As a Brit, I have a great affinity for Spain, and you effectively capture the dead heat of the country. How did you conjure this tactile sense of a sweltering, all-encompassing Spanish atmosphere?
From a cinematic point of view, these islands offer so much. I just embraced it. Ironically, there is a lot of filming happening on Fuerteventura, but it's often used as a stand-in for other locations. Maybe Pakistan or something distant desert planet. Ridley Scott used the island to depict Egypt in his film Exodus: Gods and Kings. I couldn't recall a single film that captured Fuerteventura for what it really is. There's real beauty in the contrast between these harsh volcanic landscapes and the piercing blue skies and ocean. In the middle of it all are these weird hotels with tourists turned as red as lobsters, drinking beer in the afternoon.

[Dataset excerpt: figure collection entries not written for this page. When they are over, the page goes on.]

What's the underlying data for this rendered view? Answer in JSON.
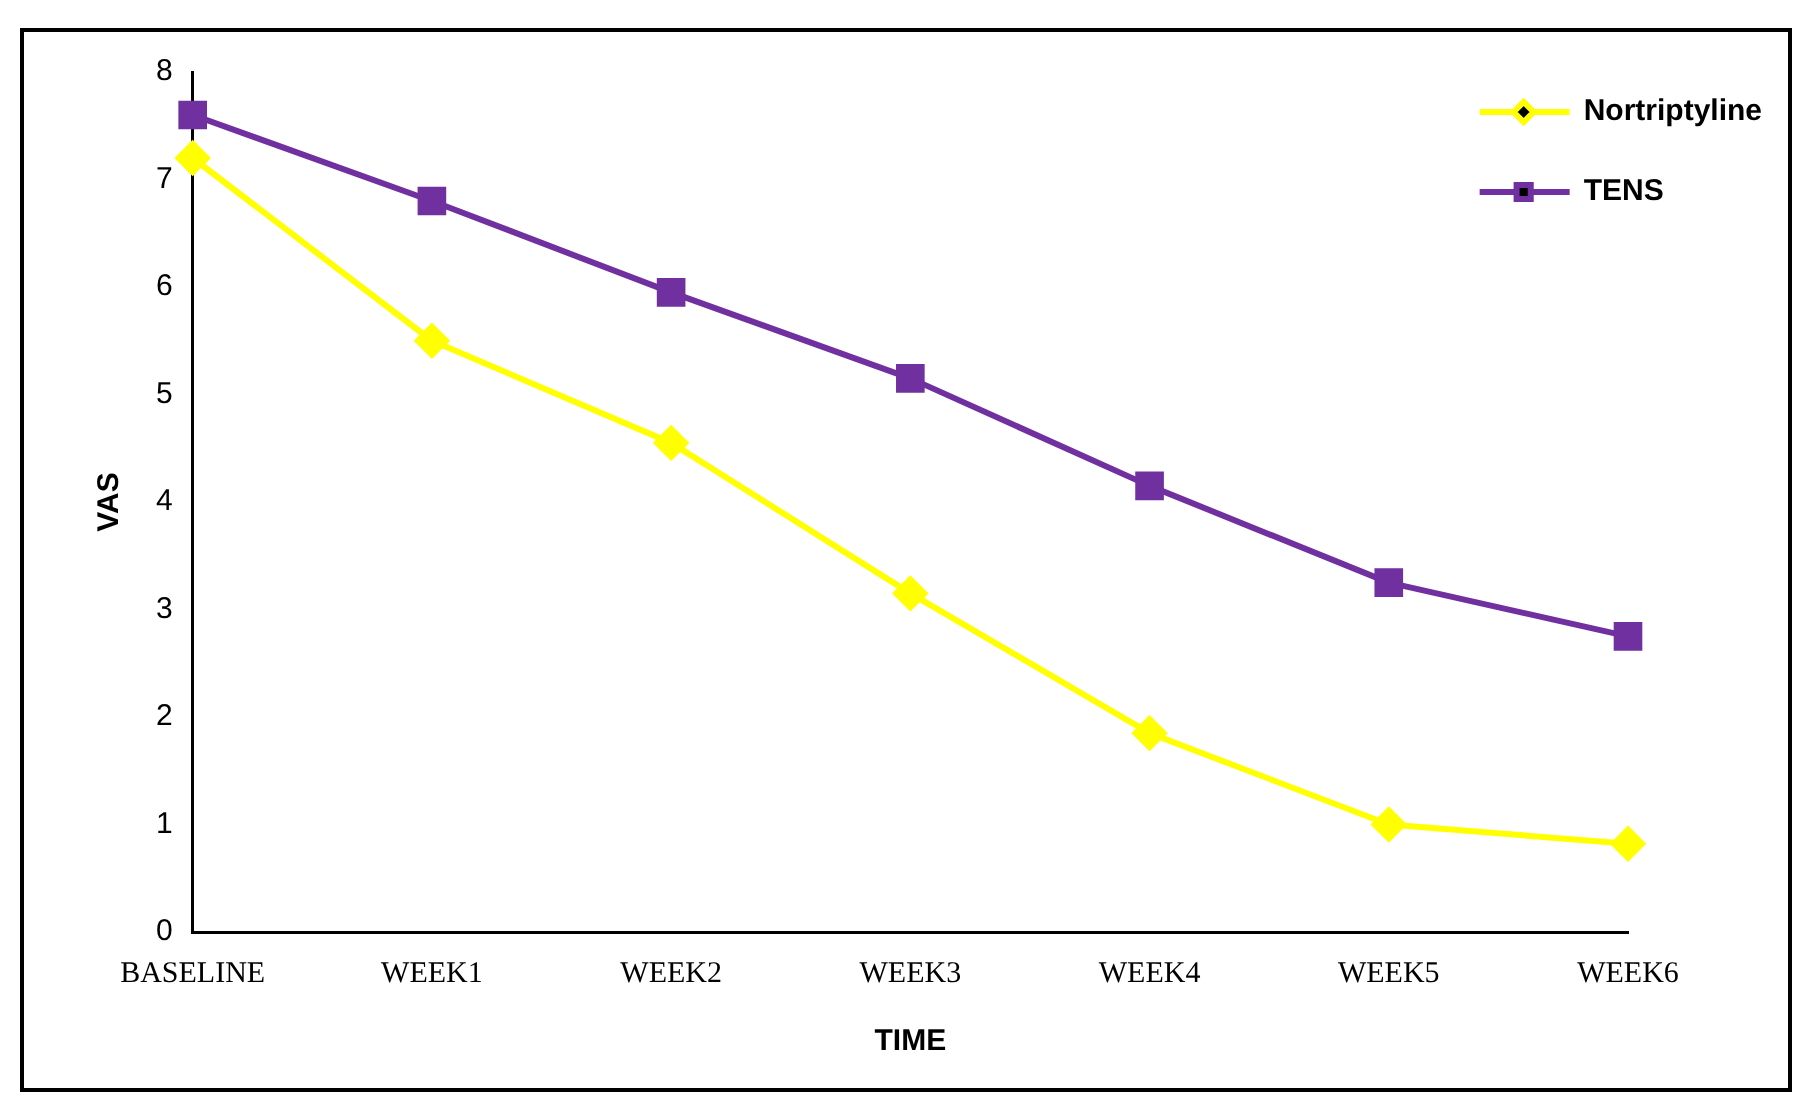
{
  "chart_data": {
    "type": "line",
    "xlabel": "TIME",
    "ylabel": "VAS",
    "categories": [
      "BASELINE",
      "WEEK1",
      "WEEK2",
      "WEEK3",
      "WEEK4",
      "WEEK5",
      "WEEK6"
    ],
    "series": [
      {
        "name": "Nortriptyline",
        "color": "#ffff00",
        "marker": "diamond",
        "values": [
          7.2,
          5.5,
          4.55,
          3.15,
          1.85,
          1.0,
          0.82
        ]
      },
      {
        "name": "TENS",
        "color": "#7030a0",
        "marker": "square",
        "values": [
          7.6,
          6.8,
          5.95,
          5.15,
          4.15,
          3.25,
          2.75
        ]
      }
    ],
    "ylim": [
      0,
      8
    ],
    "yticks": [
      0,
      1,
      2,
      3,
      4,
      5,
      6,
      7,
      8
    ],
    "grid": false,
    "legend": "top right",
    "line_style": "solid"
  }
}
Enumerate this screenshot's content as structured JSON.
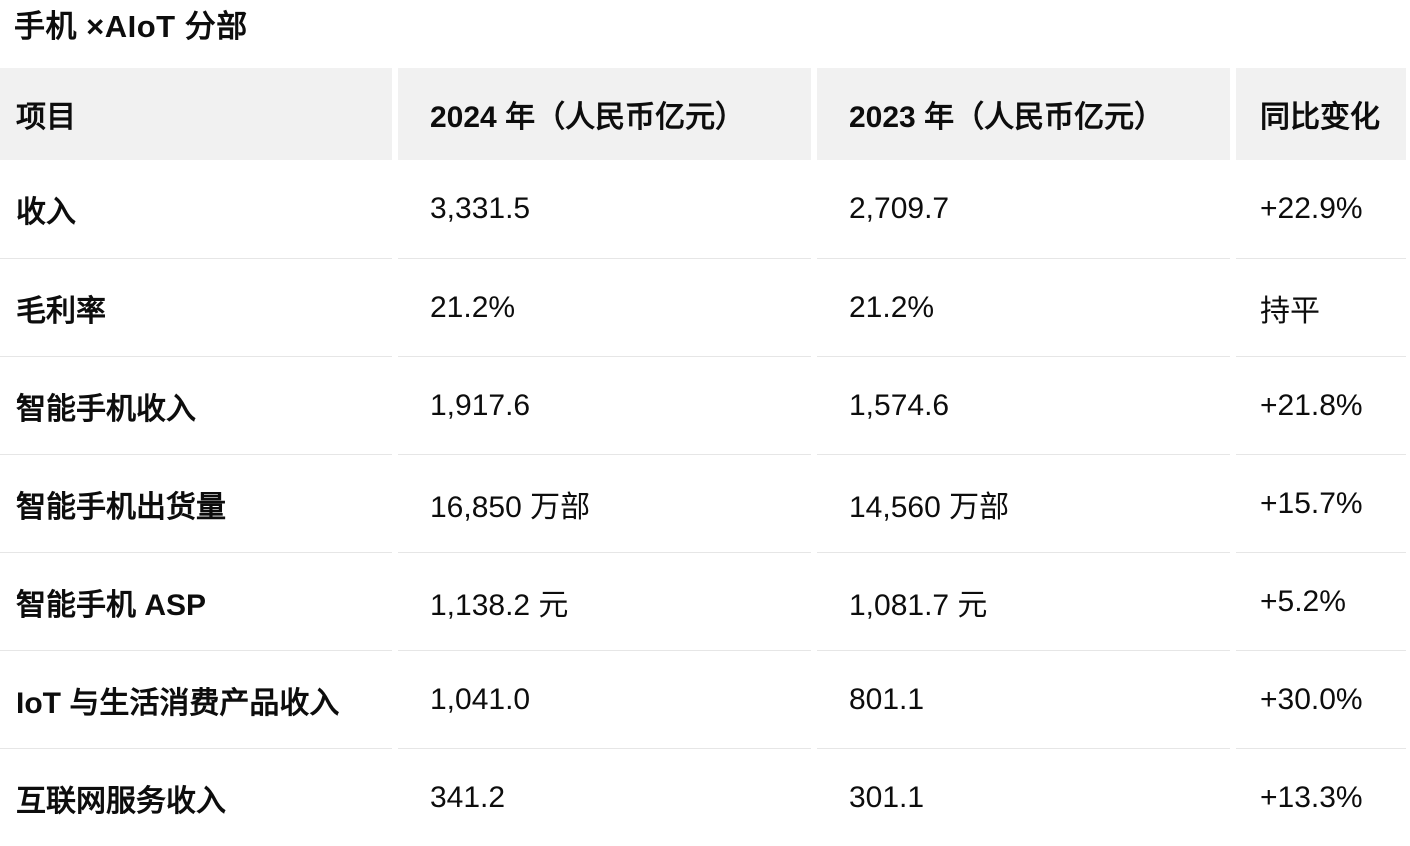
{
  "page": {
    "title": "手机 ×AIoT 分部"
  },
  "table": {
    "columns": [
      "项目",
      "2024 年（人民币亿元）",
      "2023 年（人民币亿元）",
      "同比变化"
    ],
    "rows": [
      {
        "label": "收入",
        "y2024": "3,331.5",
        "y2023": "2,709.7",
        "yoy": "+22.9%"
      },
      {
        "label": "毛利率",
        "y2024": "21.2%",
        "y2023": "21.2%",
        "yoy": "持平"
      },
      {
        "label": "智能手机收入",
        "y2024": "1,917.6",
        "y2023": "1,574.6",
        "yoy": "+21.8%"
      },
      {
        "label": "智能手机出货量",
        "y2024": "16,850 万部",
        "y2023": "14,560 万部",
        "yoy": "+15.7%"
      },
      {
        "label": "智能手机 ASP",
        "y2024": "1,138.2 元",
        "y2023": "1,081.7 元",
        "yoy": "+5.2%"
      },
      {
        "label": "IoT 与生活消费产品收入",
        "y2024": "1,041.0",
        "y2023": "801.1",
        "yoy": "+30.0%"
      },
      {
        "label": "互联网服务收入",
        "y2024": "341.2",
        "y2023": "301.1",
        "yoy": "+13.3%"
      }
    ]
  },
  "colors": {
    "text": "#0d0d0d",
    "header_background": "#f1f1f1",
    "row_divider": "#e6e6e6",
    "page_background": "#ffffff"
  }
}
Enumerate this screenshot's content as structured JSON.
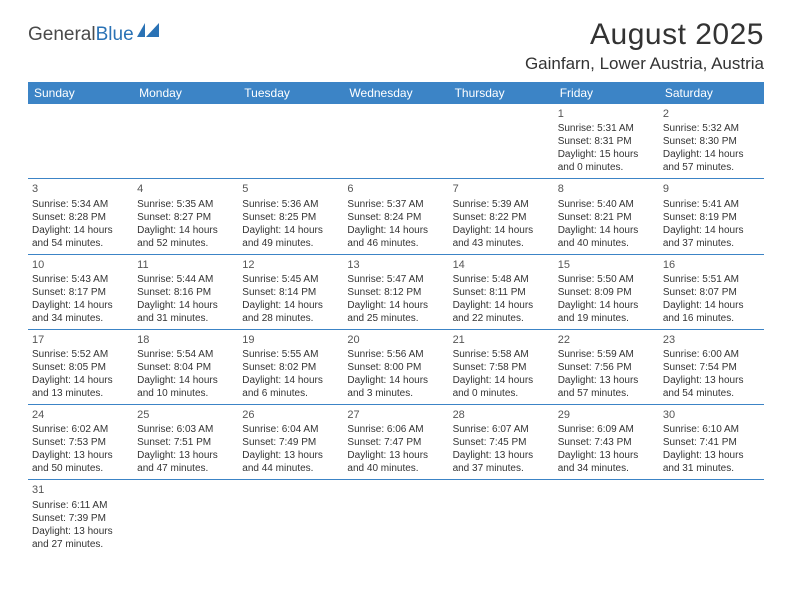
{
  "logo": {
    "part1": "General",
    "part2": "Blue"
  },
  "title": "August 2025",
  "location": "Gainfarn, Lower Austria, Austria",
  "header_bg": "#3c84c6",
  "border_color": "#3c84c6",
  "dayNames": [
    "Sunday",
    "Monday",
    "Tuesday",
    "Wednesday",
    "Thursday",
    "Friday",
    "Saturday"
  ],
  "weeks": [
    [
      null,
      null,
      null,
      null,
      null,
      {
        "n": "1",
        "r": "Sunrise: 5:31 AM",
        "s": "Sunset: 8:31 PM",
        "d1": "Daylight: 15 hours",
        "d2": "and 0 minutes."
      },
      {
        "n": "2",
        "r": "Sunrise: 5:32 AM",
        "s": "Sunset: 8:30 PM",
        "d1": "Daylight: 14 hours",
        "d2": "and 57 minutes."
      }
    ],
    [
      {
        "n": "3",
        "r": "Sunrise: 5:34 AM",
        "s": "Sunset: 8:28 PM",
        "d1": "Daylight: 14 hours",
        "d2": "and 54 minutes."
      },
      {
        "n": "4",
        "r": "Sunrise: 5:35 AM",
        "s": "Sunset: 8:27 PM",
        "d1": "Daylight: 14 hours",
        "d2": "and 52 minutes."
      },
      {
        "n": "5",
        "r": "Sunrise: 5:36 AM",
        "s": "Sunset: 8:25 PM",
        "d1": "Daylight: 14 hours",
        "d2": "and 49 minutes."
      },
      {
        "n": "6",
        "r": "Sunrise: 5:37 AM",
        "s": "Sunset: 8:24 PM",
        "d1": "Daylight: 14 hours",
        "d2": "and 46 minutes."
      },
      {
        "n": "7",
        "r": "Sunrise: 5:39 AM",
        "s": "Sunset: 8:22 PM",
        "d1": "Daylight: 14 hours",
        "d2": "and 43 minutes."
      },
      {
        "n": "8",
        "r": "Sunrise: 5:40 AM",
        "s": "Sunset: 8:21 PM",
        "d1": "Daylight: 14 hours",
        "d2": "and 40 minutes."
      },
      {
        "n": "9",
        "r": "Sunrise: 5:41 AM",
        "s": "Sunset: 8:19 PM",
        "d1": "Daylight: 14 hours",
        "d2": "and 37 minutes."
      }
    ],
    [
      {
        "n": "10",
        "r": "Sunrise: 5:43 AM",
        "s": "Sunset: 8:17 PM",
        "d1": "Daylight: 14 hours",
        "d2": "and 34 minutes."
      },
      {
        "n": "11",
        "r": "Sunrise: 5:44 AM",
        "s": "Sunset: 8:16 PM",
        "d1": "Daylight: 14 hours",
        "d2": "and 31 minutes."
      },
      {
        "n": "12",
        "r": "Sunrise: 5:45 AM",
        "s": "Sunset: 8:14 PM",
        "d1": "Daylight: 14 hours",
        "d2": "and 28 minutes."
      },
      {
        "n": "13",
        "r": "Sunrise: 5:47 AM",
        "s": "Sunset: 8:12 PM",
        "d1": "Daylight: 14 hours",
        "d2": "and 25 minutes."
      },
      {
        "n": "14",
        "r": "Sunrise: 5:48 AM",
        "s": "Sunset: 8:11 PM",
        "d1": "Daylight: 14 hours",
        "d2": "and 22 minutes."
      },
      {
        "n": "15",
        "r": "Sunrise: 5:50 AM",
        "s": "Sunset: 8:09 PM",
        "d1": "Daylight: 14 hours",
        "d2": "and 19 minutes."
      },
      {
        "n": "16",
        "r": "Sunrise: 5:51 AM",
        "s": "Sunset: 8:07 PM",
        "d1": "Daylight: 14 hours",
        "d2": "and 16 minutes."
      }
    ],
    [
      {
        "n": "17",
        "r": "Sunrise: 5:52 AM",
        "s": "Sunset: 8:05 PM",
        "d1": "Daylight: 14 hours",
        "d2": "and 13 minutes."
      },
      {
        "n": "18",
        "r": "Sunrise: 5:54 AM",
        "s": "Sunset: 8:04 PM",
        "d1": "Daylight: 14 hours",
        "d2": "and 10 minutes."
      },
      {
        "n": "19",
        "r": "Sunrise: 5:55 AM",
        "s": "Sunset: 8:02 PM",
        "d1": "Daylight: 14 hours",
        "d2": "and 6 minutes."
      },
      {
        "n": "20",
        "r": "Sunrise: 5:56 AM",
        "s": "Sunset: 8:00 PM",
        "d1": "Daylight: 14 hours",
        "d2": "and 3 minutes."
      },
      {
        "n": "21",
        "r": "Sunrise: 5:58 AM",
        "s": "Sunset: 7:58 PM",
        "d1": "Daylight: 14 hours",
        "d2": "and 0 minutes."
      },
      {
        "n": "22",
        "r": "Sunrise: 5:59 AM",
        "s": "Sunset: 7:56 PM",
        "d1": "Daylight: 13 hours",
        "d2": "and 57 minutes."
      },
      {
        "n": "23",
        "r": "Sunrise: 6:00 AM",
        "s": "Sunset: 7:54 PM",
        "d1": "Daylight: 13 hours",
        "d2": "and 54 minutes."
      }
    ],
    [
      {
        "n": "24",
        "r": "Sunrise: 6:02 AM",
        "s": "Sunset: 7:53 PM",
        "d1": "Daylight: 13 hours",
        "d2": "and 50 minutes."
      },
      {
        "n": "25",
        "r": "Sunrise: 6:03 AM",
        "s": "Sunset: 7:51 PM",
        "d1": "Daylight: 13 hours",
        "d2": "and 47 minutes."
      },
      {
        "n": "26",
        "r": "Sunrise: 6:04 AM",
        "s": "Sunset: 7:49 PM",
        "d1": "Daylight: 13 hours",
        "d2": "and 44 minutes."
      },
      {
        "n": "27",
        "r": "Sunrise: 6:06 AM",
        "s": "Sunset: 7:47 PM",
        "d1": "Daylight: 13 hours",
        "d2": "and 40 minutes."
      },
      {
        "n": "28",
        "r": "Sunrise: 6:07 AM",
        "s": "Sunset: 7:45 PM",
        "d1": "Daylight: 13 hours",
        "d2": "and 37 minutes."
      },
      {
        "n": "29",
        "r": "Sunrise: 6:09 AM",
        "s": "Sunset: 7:43 PM",
        "d1": "Daylight: 13 hours",
        "d2": "and 34 minutes."
      },
      {
        "n": "30",
        "r": "Sunrise: 6:10 AM",
        "s": "Sunset: 7:41 PM",
        "d1": "Daylight: 13 hours",
        "d2": "and 31 minutes."
      }
    ],
    [
      {
        "n": "31",
        "r": "Sunrise: 6:11 AM",
        "s": "Sunset: 7:39 PM",
        "d1": "Daylight: 13 hours",
        "d2": "and 27 minutes."
      },
      null,
      null,
      null,
      null,
      null,
      null
    ]
  ]
}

When we were scouting locations, we went to this one hotel that has a mural in the lobby showing the first arrival of the Spanish conquistadores on the island. It's perhaps a weird thing to put in a hotel lobby [laughs]. It was really showing the first tourists, or invaders. The mural ended up in the film. It's in this little montage that the earthquake is going on. It had to be in the film. There was no other place to put it. I was obsessed with having this thing in the movie. It wasn't love at first sight between me and Fuerteventura. When I first visited, I tried to stay away from the areas of mass tourism, and the island really unveiled its beauty to me. I was on some lost highway somewhere in the mountains, and I pulled over. Around me, there was this 360-degree vantage point with no signs of life whatsoever. This is what I imagined it must have looked like millions of years ago. At that point, the island really started to fascinate me as a place to make a film.